| 
			 Evet sayın seyirciler, bir başyapıt daha 
			ekranlarda... 
			Orhan Kemal’in ölümsüz eseri Hanımın Çiftliği.. 
			büyük aşklar, büyük sürprizlerle geliyor!  
			***  
			Böyle sunuluyor yeni dizi.  
			 
			Gazete haberlerine bakılırsa, Türkiye’de bir ilk gerçekleşiyor: Dizi 
			daha başlamadan, fragmanı internette tıklanma-izlenme rekoru 
			kırıyormuş... Recep İvedik ve AROG’la sinema sektörünün kullandığı 
			etkili-ucuz tanıtım yollarından interneti televizyoncular da 
			keşfetti demek ki. Hayırlı olsun.  
			 
			Edebiyat klasiklerine başvurulması, her şey bir yana, ekran estetiği 
			açısından sevindirici. Reşat Nuri’nin Yaprak Dökümü romanı 
			güncellenip entrika boyutu hayli abartılınca fenomen haline geldi. 
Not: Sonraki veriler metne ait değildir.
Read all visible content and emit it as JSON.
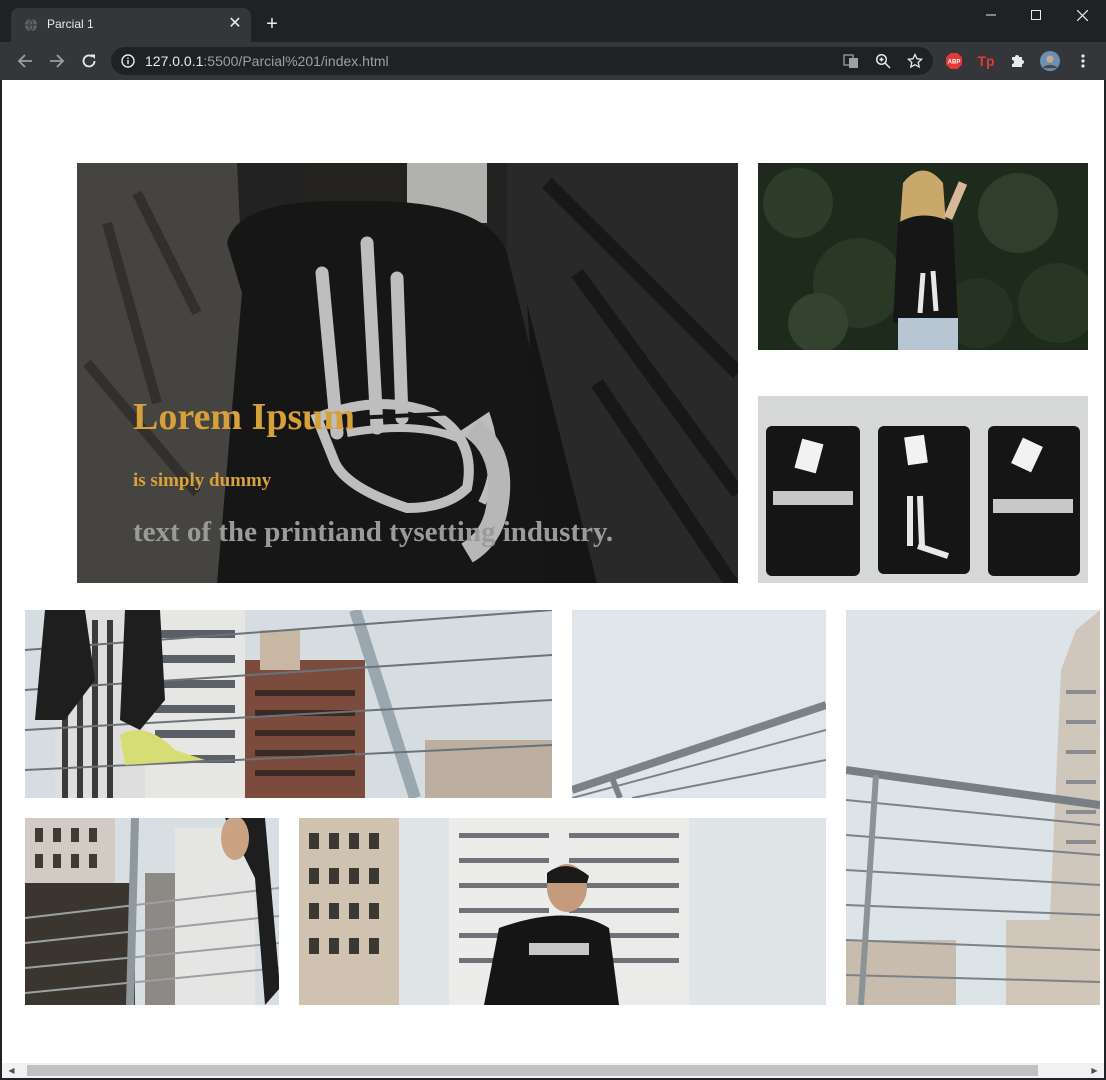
{
  "browser": {
    "tab_title": "Parcial 1",
    "new_tab_symbol": "+",
    "close_symbol": "✕",
    "url_host": "127.0.0.1",
    "url_rest": ":5500/Parcial%201/index.html",
    "extension_abp": "ABP",
    "extension_tp": "Tp"
  },
  "hero": {
    "title": "Lorem Ipsum",
    "subtitle": "is simply dummy",
    "text": "text of the printiand tysetting industry."
  },
  "colors": {
    "hero_title": "#d6a03a",
    "hero_subtitle": "#d9a23b",
    "hero_text": "#9a9a9a"
  }
}
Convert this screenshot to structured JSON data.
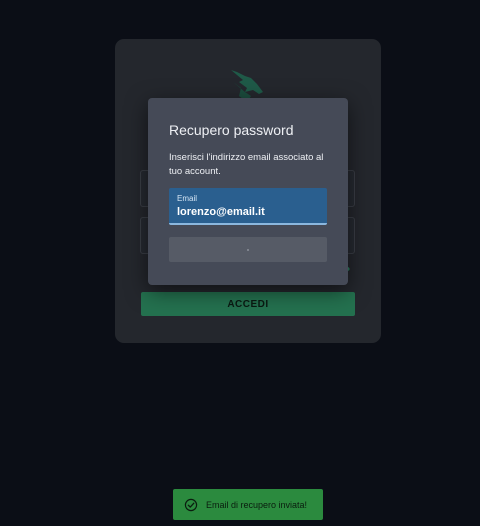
{
  "login": {
    "forgot_link": "?",
    "submit_label": "ACCEDI"
  },
  "modal": {
    "title": "Recupero password",
    "description": "Inserisci l'indirizzo email associato al tuo account.",
    "email_label": "Email",
    "email_value": "lorenzo@email.it"
  },
  "toast": {
    "message": "Email di recupero inviata!"
  },
  "colors": {
    "accent": "#24714f",
    "input_active": "#2a5f8f",
    "toast": "#2b8a3e"
  },
  "icons": {
    "logo": "dragon-logo-icon",
    "toast": "check-circle-icon"
  }
}
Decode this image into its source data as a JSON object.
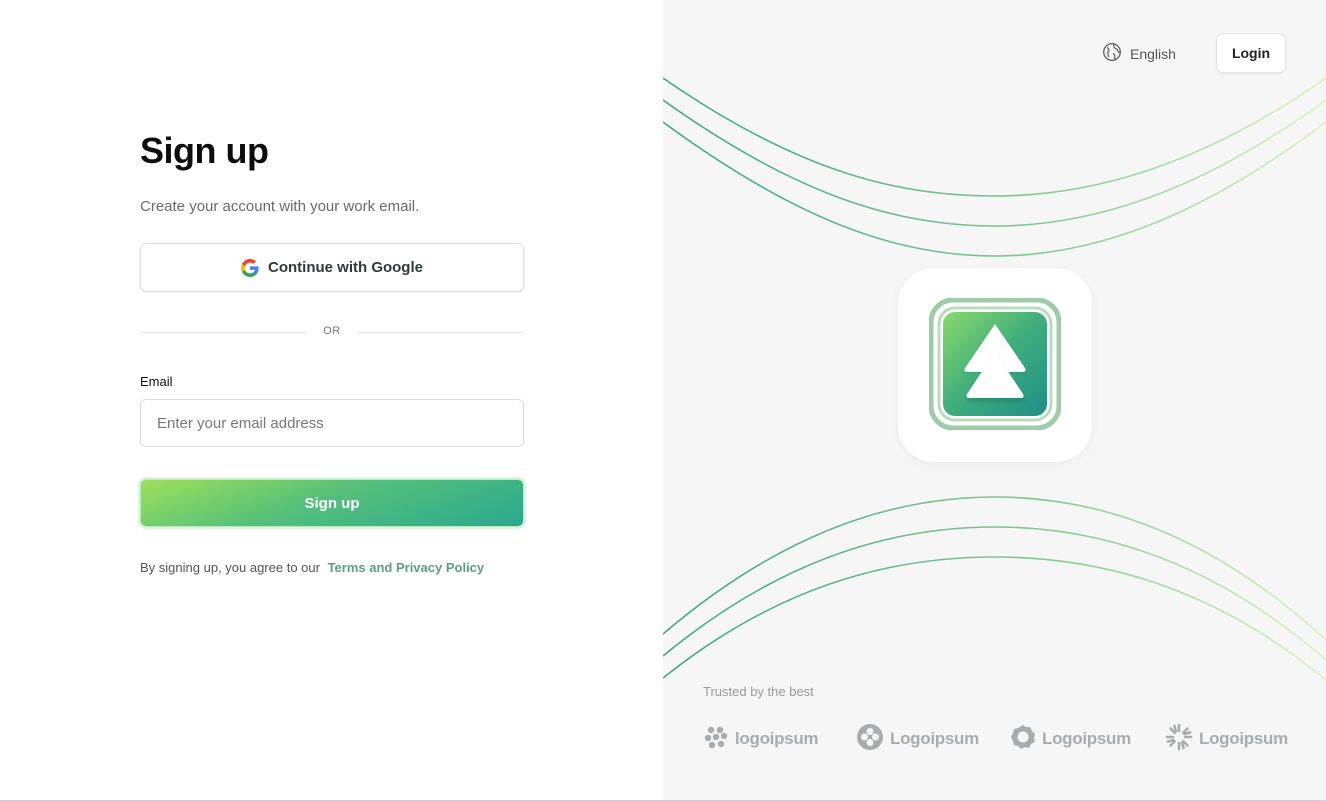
{
  "signup": {
    "title": "Sign up",
    "subtitle": "Create your account with your work email.",
    "google_button": "Continue with Google",
    "divider_text": "OR",
    "email_label": "Email",
    "email_placeholder": "Enter your email address",
    "email_value": "",
    "submit_label": "Sign up",
    "terms_prefix": "By signing up, you agree to our",
    "terms_link": "Terms and Privacy Policy"
  },
  "header": {
    "language": "English",
    "login_label": "Login"
  },
  "trusted": {
    "caption": "Trusted by the best",
    "brands": [
      {
        "name": "logoipsum",
        "icon": "dots-logo-icon"
      },
      {
        "name": "Logoipsum",
        "icon": "circle-clover-logo-icon"
      },
      {
        "name": "Logoipsum",
        "icon": "ring-logo-icon"
      },
      {
        "name": "Logoipsum",
        "icon": "sunburst-logo-icon"
      }
    ]
  },
  "icons": {
    "google": "google-icon",
    "language": "globe-icon",
    "app_logo": "app-logo-icon"
  },
  "colors": {
    "accent_start": "#9ee05a",
    "accent_end": "#2aa88f",
    "link": "#5aa27c",
    "right_panel_bg": "#f6f6f6"
  }
}
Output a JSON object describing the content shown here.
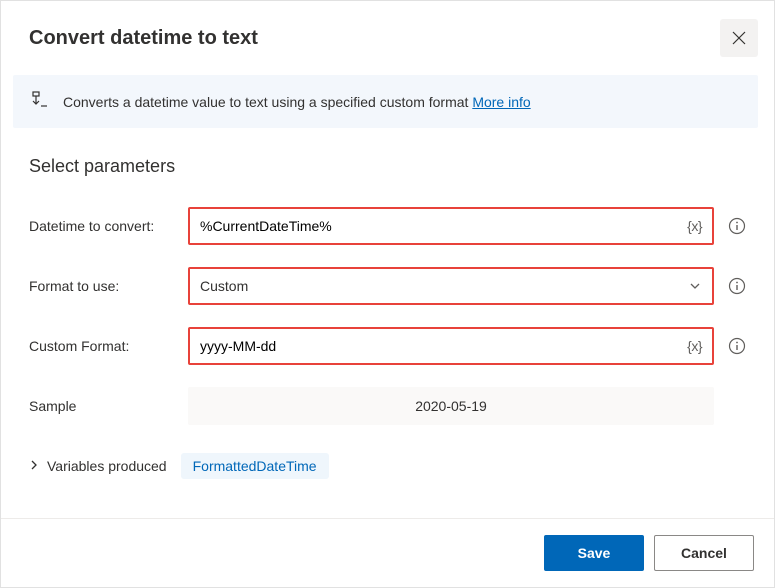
{
  "header": {
    "title": "Convert datetime to text"
  },
  "description": {
    "text": "Converts a datetime value to text using a specified custom format ",
    "moreInfo": "More info"
  },
  "section": {
    "title": "Select parameters"
  },
  "fields": {
    "datetime": {
      "label": "Datetime to convert:",
      "value": "%CurrentDateTime%",
      "vartoken": "{x}"
    },
    "format": {
      "label": "Format to use:",
      "value": "Custom"
    },
    "custom": {
      "label": "Custom Format:",
      "value": "yyyy-MM-dd",
      "vartoken": "{x}"
    },
    "sample": {
      "label": "Sample",
      "value": "2020-05-19"
    }
  },
  "variablesProduced": {
    "label": "Variables produced",
    "variable": "FormattedDateTime"
  },
  "footer": {
    "save": "Save",
    "cancel": "Cancel"
  }
}
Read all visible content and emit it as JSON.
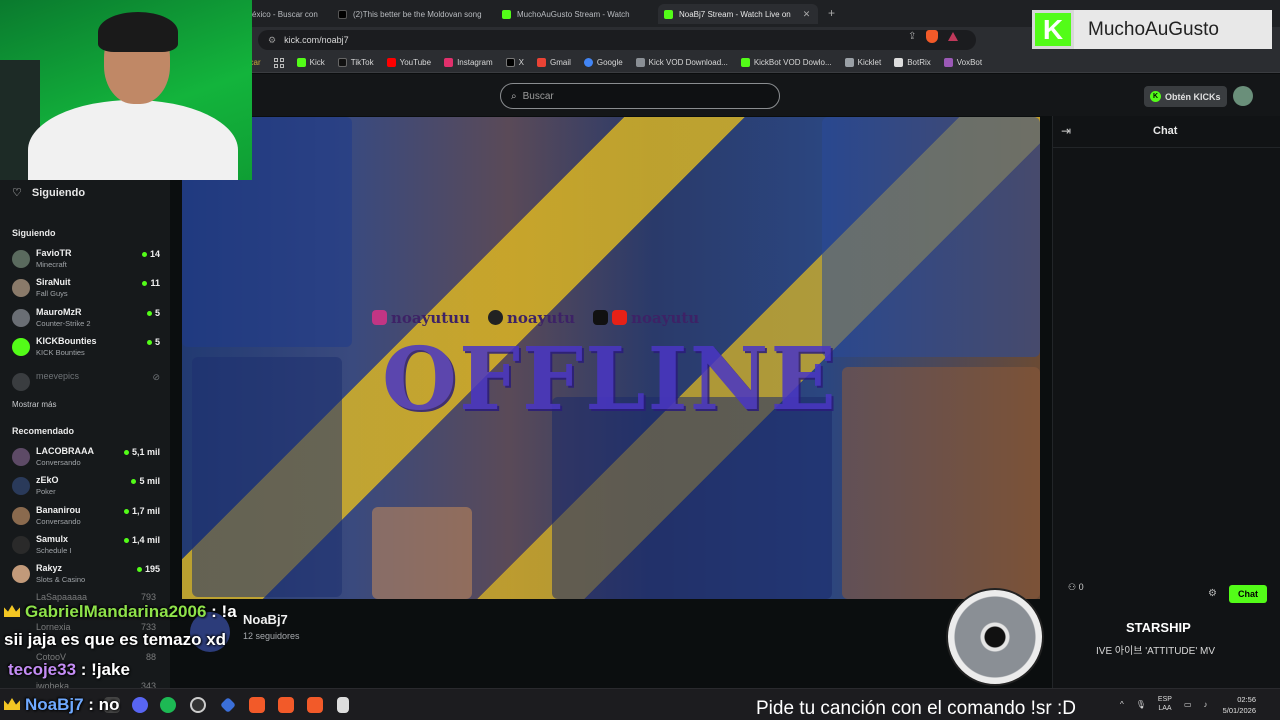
{
  "tabs": [
    {
      "label": "éxico - Buscar con",
      "active": false,
      "color": "#ffffff"
    },
    {
      "label": "(2)This better be the Moldovan song",
      "active": false,
      "color": "#000000"
    },
    {
      "label": "MuchoAuGusto Stream - Watch",
      "active": false,
      "color": "#53fc18"
    },
    {
      "label": "NoaBj7 Stream - Watch Live on",
      "active": true,
      "color": "#53fc18"
    }
  ],
  "address": {
    "url": "kick.com/noabj7"
  },
  "bookmarks": [
    {
      "label": "licar",
      "color": "#c7a93a"
    },
    {
      "label": "Kick",
      "color": "#53fc18"
    },
    {
      "label": "TikTok",
      "color": "#111111"
    },
    {
      "label": "YouTube",
      "color": "#ff0000"
    },
    {
      "label": "Instagram",
      "color": "#e1306c"
    },
    {
      "label": "X",
      "color": "#000000"
    },
    {
      "label": "Gmail",
      "color": "#ea4335"
    },
    {
      "label": "Google",
      "color": "#4285f4"
    },
    {
      "label": "Kick VOD Download...",
      "color": "#8a8f95"
    },
    {
      "label": "KickBot VOD Dowlo...",
      "color": "#53fc18"
    },
    {
      "label": "Kicklet",
      "color": "#9aa0a6"
    },
    {
      "label": "BotRix",
      "color": "#dddddd"
    },
    {
      "label": "VoxBot",
      "color": "#9b59b6"
    }
  ],
  "nav": {
    "search_placeholder": "Buscar",
    "get_kicks": "Obtén KICKs"
  },
  "sidebar": {
    "following_title": "Siguiendo",
    "following_heading": "Siguiendo",
    "following": [
      {
        "name": "FavioTR",
        "category": "Minecraft",
        "viewers": "14",
        "avatar": "#5a6a5e",
        "live": true
      },
      {
        "name": "SiraNuit",
        "category": "Fall Guys",
        "viewers": "11",
        "avatar": "#8a7a6a",
        "live": true
      },
      {
        "name": "MauroMzR",
        "category": "Counter-Strike 2",
        "viewers": "5",
        "avatar": "#6a6e74",
        "live": true
      },
      {
        "name": "KICKBounties",
        "category": "KICK Bounties",
        "viewers": "5",
        "avatar": "#53fc18",
        "live": true
      },
      {
        "name": "meevepics",
        "category": "",
        "viewers": "",
        "avatar": "#3a3d40",
        "live": false
      }
    ],
    "show_more": "Mostrar más",
    "recommended_heading": "Recomendado",
    "recommended": [
      {
        "name": "LACOBRAAA",
        "category": "Conversando",
        "viewers": "5,1 mil",
        "avatar": "#5d4a66"
      },
      {
        "name": "zEkO",
        "category": "Poker",
        "viewers": "5 mil",
        "avatar": "#2a3a5a"
      },
      {
        "name": "Bananirou",
        "category": "Conversando",
        "viewers": "1,7 mil",
        "avatar": "#8a6a4e"
      },
      {
        "name": "Samulx",
        "category": "Schedule I",
        "viewers": "1,4 mil",
        "avatar": "#2a2a2a"
      },
      {
        "name": "Rakyz",
        "category": "Slots & Casino",
        "viewers": "195",
        "avatar": "#c29a7a"
      }
    ],
    "partial_rows": [
      {
        "name": "LaSapaaaaa",
        "viewers": "793"
      },
      {
        "name": "Lornexia",
        "viewers": "733"
      },
      {
        "name": "CotooV",
        "viewers": "88"
      },
      {
        "name": "iwobeka",
        "viewers": "343"
      }
    ]
  },
  "player": {
    "offline_text": "OFFLINE",
    "socials": [
      {
        "label": "noayutuu",
        "color": "#c13584"
      },
      {
        "label": "noayutu",
        "color": "#222222"
      },
      {
        "label": "noayutu",
        "color": "#e62117"
      }
    ]
  },
  "channel": {
    "name": "NoaBj7",
    "followers": "12 seguidores"
  },
  "chat": {
    "title": "Chat",
    "count": "0",
    "button": "Chat"
  },
  "overlay": {
    "brand_letter": "K",
    "brand_name": "MuchoAuGusto",
    "chat_lines": [
      {
        "user": "GabrielMandarina2006",
        "text": " : !a"
      },
      {
        "user": "",
        "text": "sii jaja es que es temazo xd"
      },
      {
        "user": "tecoje33",
        "text": " : !jake"
      },
      {
        "user": "NoaBj7",
        "text": " : no"
      }
    ],
    "song_title": "STARSHIP",
    "song_artist": "IVE 아이브 'ATTITUDE' MV"
  },
  "taskbar": {
    "ticker": "Pide tu canción con el comando !sr :D",
    "lang_top": "ESP",
    "lang_bottom": "LAA",
    "time": "02:56",
    "date": "5/01/2026"
  }
}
			Bu da konu-senaryo sıkıntısı çeken dizi sektörünü benzer hazır 
			kaynaklara yöneltti: Romanlara.  
			 
			Reşat Nuri’nin bir başka yapıtı Dudaktan Kalbe girdi hemen devreye. 
			Ardından en klasiklerden, birkaç kez filme de alınmış Sinekli Bakkal 
			yine günümüze ve televizyona uyarlandı, olmadı. Türk romanının 
			olduğu kadar sinemasının da klasiklerinden Gurbet Kuşları da ekranda 
			aynı akıbete uğradı, tutmadı.  
			 
			Halit Ziya’nın Aşk-ı Memnu’sunu “ilk modern Türk romanı” olarak 
			nitelenir. Halit Refiğ’in 1975’te ekrana uyarladığı dizi de Türk 
			televizyon dramasının, ilklerinden sayılır. Yaklaşık 30 yıl sonra 
			aynı yapıtı yeniden ve güncel yorumla ekrana getirmek, riskti.. 
			tuttu.  
			***  
			Hanımın Çiftliği’nde de aynı durum söz konusu. O da 
			yakın zamanın dikkat çeken TV dizilerinden biriydi.  
			 
			Orhan Kemal, 1958’de yayımladığı Vukuat Var’ı 1961’de Hanımın 
			Çiftliği’yle sürdürmüş, 1970’te Kaçak’la noktalamıştı.  
			 
			Bu üçlemenin ilk yapıtı Vukuat Var’ı Nejat Saydam (1972), son cildi 
			Kaçak’ı Memduh Ün (1980) filme aldı. Hanımın Çiftliği’ni ise TRT 
			döneminin son başaralı edebiyat uyarlamaları arasında anmak 
			gerekiyor.  
			 
			Demokrasi, Toprak ve Kadın  
			 
			Orhan Kemal, kendi ifadesiyle “iyimser gerçekçi”dir.  
			 
			Yaşadığı dönemin, dünyanın, ülkenin.. müthiş gözlemcisi, 
			çözümleyicisi ve iyimseridir. Bir aralar “devrimci romantizm”den söz 
			edilirdi. Belki de bu tanıma en uygun yazardır o.  
			 
			Boş, hayali duygusallık falan ilgisi yoktur ondaki romantizmin. 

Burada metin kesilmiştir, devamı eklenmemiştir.